General: The primary renewal and prescription of medication order further than 20 milliliters of the XTRAPRED needs to be made by the physician after the patient examination with aid of exaggeration, like slit-lamp bio-microscopy, furthermore, where suitable, fluorescein staining. In case, the symptoms fail to get better after 2 days, patient needs to be re-evaluated. While the cornea fungal infections are mainly prone to develop accidentally with the long-term limited corticosteroid applications, the fungal invasion needs to be suspected within any constant corneal ulceration where the corticosteroid is used or in use. The fungal cultures need to be taken if applicable. If the product is utilized for more than 10 days, the intraocular pressure needs to be monitored Mutagenesis, Carcinogenesis, and Impairment of Fertility. No studies are conducted within the in humans or animals to evaluate possible for these effects. 

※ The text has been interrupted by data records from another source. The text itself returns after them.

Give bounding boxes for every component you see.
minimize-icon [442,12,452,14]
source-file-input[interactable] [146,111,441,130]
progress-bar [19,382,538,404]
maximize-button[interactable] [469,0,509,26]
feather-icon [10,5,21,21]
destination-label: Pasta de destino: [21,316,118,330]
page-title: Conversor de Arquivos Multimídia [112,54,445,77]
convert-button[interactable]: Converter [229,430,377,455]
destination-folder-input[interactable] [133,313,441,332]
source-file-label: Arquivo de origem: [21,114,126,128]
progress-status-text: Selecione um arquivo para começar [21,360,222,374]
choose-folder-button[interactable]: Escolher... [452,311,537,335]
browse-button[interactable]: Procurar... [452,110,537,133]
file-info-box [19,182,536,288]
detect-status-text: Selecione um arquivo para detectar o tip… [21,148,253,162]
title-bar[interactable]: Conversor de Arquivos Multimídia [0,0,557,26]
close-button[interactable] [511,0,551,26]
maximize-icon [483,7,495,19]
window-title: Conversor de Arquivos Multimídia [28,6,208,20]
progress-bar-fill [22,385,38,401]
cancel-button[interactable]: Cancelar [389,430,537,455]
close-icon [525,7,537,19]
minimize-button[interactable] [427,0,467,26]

Use in pregnancy: No adequate as well as well-controlled studies are available for pregnant women. The XTRAPRED needs to be used during the pregnancy in case; the possible benefit justifies potential risk to fetus. 

Use in Lactation: This is unknown whether the topical ophthalmic management of the corticosteroids might result into sufficient systemic absorption for producing detectable quantities of breast milk. 

Use in Children: Effectiveness and safety in the pediatric patients are not established.